Gegen Ungarn hätte Leroy Sané eine Empfehlung für mehr Startelf-Einsätze geben können. Stattdessen bleibt er ein Rätsel – wie schon seit Monaten, in denen man nicht so richtig schlau wird aus seinen Leistungen. Was ist mit dem ehemaligen Wunderkind los?
Licht und Schatten zeigt Sané auch im Trikot der Bayern, zu denen er im vergangenen Sommer wechselte. Der Spieler, von dem es so oft heißt, er könnte Spiele entscheiden, tut genau das zu selten. Glänzt die Mannschaft, tut er es auch. Beispielhaft ist hier das 4:2 in der vergangenen Rückrunde gegen Dortmund zu erwähnen, bei dem Sané ein Tor und viele weitere Chancen vorlegte. Dem gegenüber stehen aber diverse Spiele, in denen er unterging. Beim 2:1 gegen Köln in der Hinrunde beispielsweise. Oder dem 2:1 gegen Leverkusen, ebenfalls in der Hinrunde. Wenn er nicht sogar negativ auffiel durch Fehler in der Defensive, blieb er oft bestenfalls blass. Seine berühmt-berüchtigte Stärke im Eins-gegen-Eins packt er zwar oft aus. Oft aber eben auch in unnötigen Situationen. Damit verbaut er eher Chancen, als dass er sie kreiert. Dabei hatte man einst 100 Millionen Euro für seinen Wechsel von Manchester City nach München zahlen wollen, so vielversprechend schien dieser Spieler. Dort – also in Manchester – war Sané auch nicht der konstanteste aller Spieler gewesen. Mit gerade einmal Anfang Zwanzig galt er ja aber auch noch als Talent, dem man Zeit geben musste, diese Konstanz zu finden.
Das hat er ziemlich offensichtlich noch nicht geschafft. Oft heißt es in Fällen wie diesem, man müsste dem Spieler mehr Vertrauen entgegen bringen. Das mag stimmen, gerade bei Sané, von dem Ilkay Gündogan sagt, er müsste das Gefühl haben, immer zu spielen, dann wäre er „unglaublich“. Allerdings bekam Sané gerade in der Bundesliga immer und immer wieder auch nach enttäuschenden Auftritten dieses Vertrauen – er kam nur zweimal wegen einer Kapselverletzung nicht zum Einsatz – und sorgte dennoch eher für Fragezeichen als Ausrufezeichen. So wie im letzten Gruppenspiel der Europameisterschaft.

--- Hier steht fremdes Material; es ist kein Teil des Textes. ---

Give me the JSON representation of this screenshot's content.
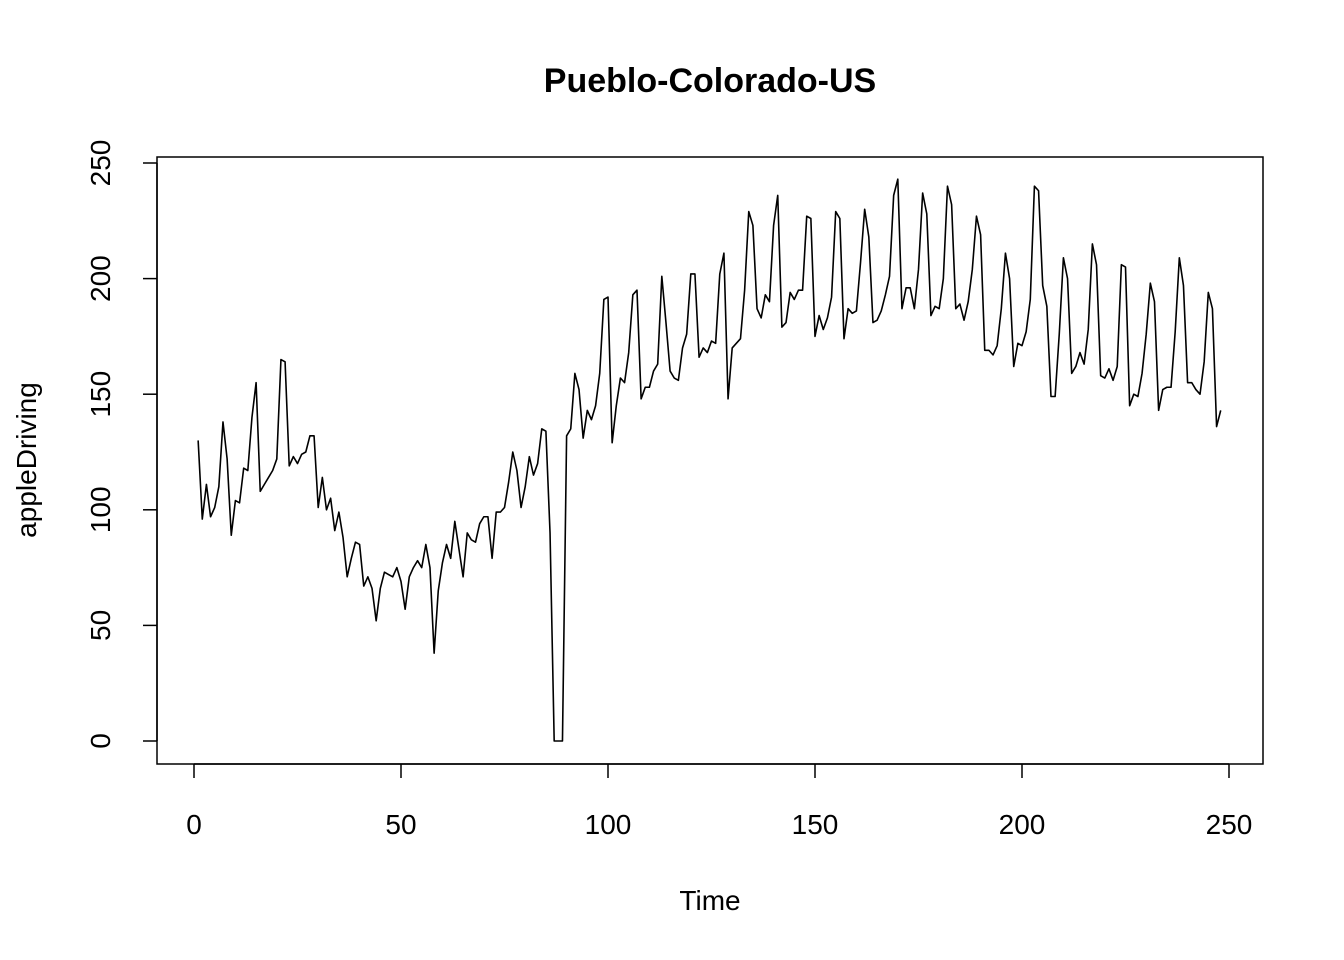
{
  "chart_data": {
    "type": "line",
    "title": "Pueblo-Colorado-US",
    "xlabel": "Time",
    "ylabel": "appleDriving",
    "xlim": [
      1,
      248
    ],
    "ylim": [
      0,
      243
    ],
    "x_ticks": [
      0,
      50,
      100,
      150,
      200,
      250
    ],
    "x_tick_labels": [
      "0",
      "50",
      "100",
      "150",
      "200",
      "250"
    ],
    "y_ticks": [
      0,
      50,
      100,
      150,
      200,
      250
    ],
    "y_tick_labels": [
      "0",
      "50",
      "100",
      "150",
      "200",
      "250"
    ],
    "grid": false,
    "series": [
      {
        "name": "",
        "values": [
          130,
          96,
          111,
          97,
          101,
          110,
          138,
          122,
          89,
          104,
          103,
          118,
          117,
          140,
          155,
          108,
          111,
          114,
          117,
          122,
          165,
          164,
          119,
          123,
          120,
          124,
          125,
          132,
          132,
          101,
          114,
          100,
          105,
          91,
          99,
          88,
          71,
          79,
          86,
          85,
          67,
          71,
          66,
          52,
          66,
          73,
          72,
          71,
          75,
          69,
          57,
          71,
          75,
          78,
          75,
          85,
          75,
          38,
          65,
          77,
          85,
          79,
          95,
          83,
          71,
          90,
          87,
          86,
          94,
          97,
          97,
          79,
          99,
          99,
          101,
          112,
          125,
          117,
          101,
          110,
          123,
          115,
          120,
          135,
          134,
          90,
          0,
          0,
          0,
          132,
          135,
          159,
          152,
          131,
          143,
          139,
          145,
          159,
          191,
          192,
          129,
          145,
          157,
          155,
          168,
          193,
          195,
          148,
          153,
          153,
          160,
          163,
          201,
          181,
          160,
          157,
          156,
          170,
          176,
          202,
          202,
          166,
          170,
          168,
          173,
          172,
          202,
          211,
          148,
          170,
          172,
          174,
          195,
          229,
          223,
          187,
          183,
          193,
          190,
          223,
          236,
          179,
          181,
          194,
          191,
          195,
          195,
          227,
          226,
          175,
          184,
          178,
          183,
          192,
          229,
          226,
          174,
          187,
          185,
          186,
          207,
          230,
          218,
          181,
          182,
          186,
          193,
          201,
          236,
          243,
          187,
          196,
          196,
          187,
          204,
          237,
          228,
          184,
          188,
          187,
          200,
          240,
          232,
          187,
          189,
          182,
          190,
          204,
          227,
          219,
          169,
          169,
          167,
          171,
          187,
          211,
          200,
          162,
          172,
          171,
          177,
          191,
          240,
          238,
          197,
          188,
          149,
          149,
          176,
          209,
          200,
          159,
          162,
          168,
          163,
          178,
          215,
          206,
          158,
          157,
          161,
          156,
          162,
          206,
          205,
          145,
          150,
          149,
          159,
          176,
          198,
          190,
          143,
          152,
          153,
          153,
          177,
          209,
          197,
          155,
          155,
          152,
          150,
          164,
          194,
          187,
          136,
          143
        ]
      }
    ]
  }
}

Dieser letzte Angriff im Spiel gegen Ungarn, diese misslungene Mischung aus Schuss und Vorlage, sah dann auch ein wenig aus wie Leroy Sané selbst oft wirkt und wofür er oft genug kritisiert wird: vielversprechender Antritt, letzten Endes allerdings zu lässig, zu ungefährlich, zu ungenau. Was cool aussieht, wenn am Ende ein Tor fällt, sieht umambitioniert bis desinteressiert aus, wenn das nicht der Fall ist. Und zu oft ist eben das der Fall. Um eine vielverwendete Phrase zu bedienen: Oft scheint es, als fehle Sané der Biss. So sehen das offenbar auch einige seiner Kollegen, zuletzt kritisierten ihn sowohl Joshua Kimmich als auch Emre Can für seine Körpersprache. „Leroy hat ab und an eine andere Körpersprache“, sagte Letzterer. Kimmich formulierte es beim Testspiel gegen Dänemark deutlicher: „Hör auf zu jammern, Alter!“, rief er Sané zu. Und wie Sanés Wanken zwischen Licht und Schatten ein einziges Fragezeichen hinterlässt.
So ein Wanken ist man gewohnt, gerade von jungen Spielern. Über eine so lange Zeit und so extrem wie bei Sané ist es aber doch ungewöhnlich. Und irgendwie dann auch nicht. Man kennt es schließlich nicht anders. Langsam kommt aber die Zeit, in der die Ausrede der Jugend nicht mehr gilt. Sané ist immerhin schon Mitte Zwanzig, als Wunderkind geht er da nicht mehr durch. Er sollte möglichst bald in der Lage sein, Konstanz zu zeigen. Und zwar am besten auf dem Niveau seiner lichten Momente.